Ice and snow made conditions on the M8 treacherous near Harthill
Ice and snow have left Scotland's roads in their worst condition for 20 years, the transport minister has said.
Temperatures dropped as low as -16C and several areas of the country were hit by heavy snowfalls.
The runway at Edinburgh Airport was closed until early afternoon due to snow and a plane slid off the runway at Prestwick Airport.
Several roads were closed because of snow and a bus overturned in Perthshire. No-one was seriously hurt.
Fourteen gritters were among vehicles which crashed on Highland roads.
Transport Secretary Stewart Stevenson told the BBC: "When you have weather conditions of -16C, when even salted water will start to freeze, you are not able to keep the roads open continuously.
"With the very heavy snow fall we have the kind of conditions where you should only be travelling when it is absolutely necessary."
Peebles in the Scottish Borders suffered heavy snow falls
Temperatures fell below freezing in Glasgow, Edinburgh and most other towns and cities overnight, but plunged to -16C at Tulloch Bridge in the western Highlands and to -12C at Tyndrum.
The Edinburgh area experienced particularly heavy snow falls early on Wednesday morning, and there have been problems on the M8, M74, A1 and A9. West Lothian Council said that all schools in its area had been closed.
A Ryanair flight from Dublin came off the runway at Prestwick and ran on to the grass after apparently hitting ice. No-one was hurt.
And a Pegasus Travel single-deck service bus travelling on the Dunning to Auchterarder Road in Perthshire overturned at about 1400 GMT.
The incident happened on a stretch of the road near the turn off to Jeanfield Farm.
There were four passengers and the driver on board the Mercedes bus at the time. Police said all were "walking wounded", with one man receiving treatment for a cut to his head. No other vehicles were involved.
What I think people should do is look at the weather forecast, listen to the radio bulletins, perhaps look at the Traffic Scotland website
All of Scotland's police forces warned motorists to take extra care, particularly on untreated roads and pavements.
In the north east, which had been badly affected on Tuesday, police again urged drivers to stay off the roads unless their journey was absolutely necessary.
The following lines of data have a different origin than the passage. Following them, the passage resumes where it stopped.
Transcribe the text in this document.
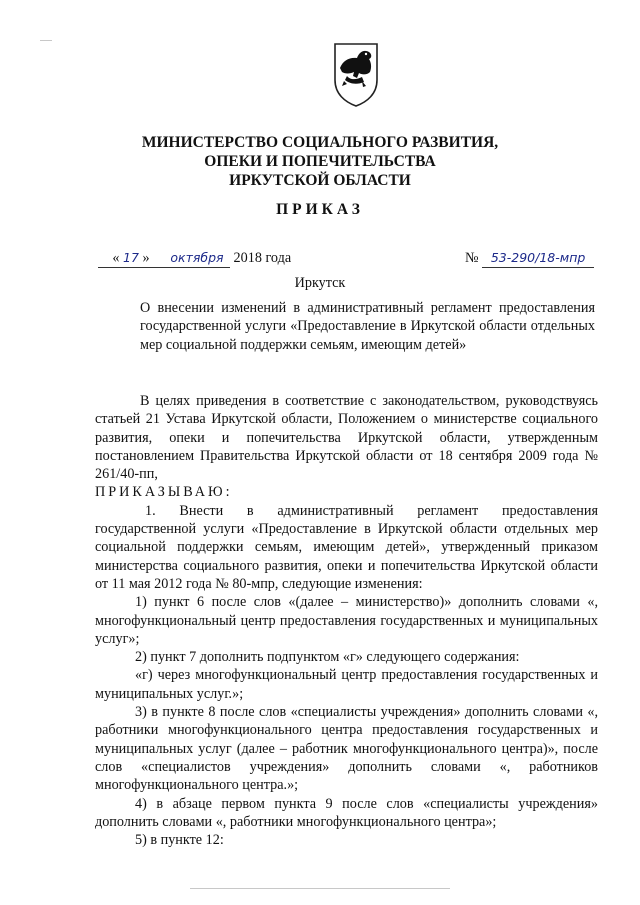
МИНИСТЕРСТВО СОЦИАЛЬНОГО РАЗВИТИЯ,
ОПЕКИ И ПОПЕЧИТЕЛЬСТВА
ИРКУТСКОЙ ОБЛАСТИ
ПРИКАЗ
« 17 » октября 2018 года	№ 53-290/18-мпр
Иркутск
О внесении изменений в административный регламент предоставления государственной услуги «Предоставление в Иркутской области отдельных мер социальной поддержки семьям, имеющим детей»

В целях приведения в соответствие с законодательством, руководствуясь статьей 21 Устава Иркутской области, Положением о министерстве социального развития, опеки и попечительства Иркутской области, утвержденным постановлением Правительства Иркутской области от 18 сентября 2009 года № 261/40-пп,

ПРИКАЗЫВАЮ:

1. Внести в административный регламент предоставления государственной услуги «Предоставление в Иркутской области отдельных мер социальной поддержки семьям, имеющим детей», утвержденный приказом министерства социального развития, опеки и попечительства Иркутской области от 11 мая 2012 года № 80-мпр, следующие изменения:

1) пункт 6 после слов «(далее – министерство)» дополнить словами «, многофункциональный центр предоставления государственных и муниципальных услуг»;

2) пункт 7 дополнить подпунктом «г» следующего содержания:

«г) через многофункциональный центр предоставления государственных и муниципальных услуг.»;

3) в пункте 8 после слов «специалисты учреждения» дополнить словами «, работники многофункционального центра предоставления государственных и муниципальных услуг (далее – работник многофункционального центра)», после слов «специалистов учреждения» дополнить словами «, работников многофункционального центра.»;

4) в абзаце первом пункта 9 после слов «специалисты учреждения» дополнить словами «, работники многофункционального центра»;

5) в пункте 12:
The A96 was described as passable with care, while Northern Constabulary advised drivers in the Aviemore area to avoid going out as conditions were "treacherous" on the A9 between the Slochd and Drumossie.
More than 70 schools in the Highlands were closed because of the weather.
Duncan MacNeill, who is in charge of looking after major roads for Transport Scotland, rejected suggestions that not enough was being done in order to keep the roads clear, particularly Scotland's busiest road, the M8.
He said contractors working for Transport Scotland had spread more than 250 tonnes of salt on the motorway over the previous 24 hours.
Mr MacNeill added: "What often happens is that if snow falls after the salt has been spread, it takes some time for that salt to work its way through the snow.
"Sometimes what happens is you get a larger amount of snow than you predicted in certain areas, but I can assure you that we have got tonnes of salt on the strategic road network and I reckon we have got about 40,000 tonnes of salt in storage. That would last a long, long time.
"What I think people should do is look at the weather forecast, listen to the radio bulletins, perhaps look at the Traffic Scotland website, which shows you areas where there are problems, and consider taking alternative ways to travel.
"The other thing is to keep away from the peak times when there is most likely to be the most congestion."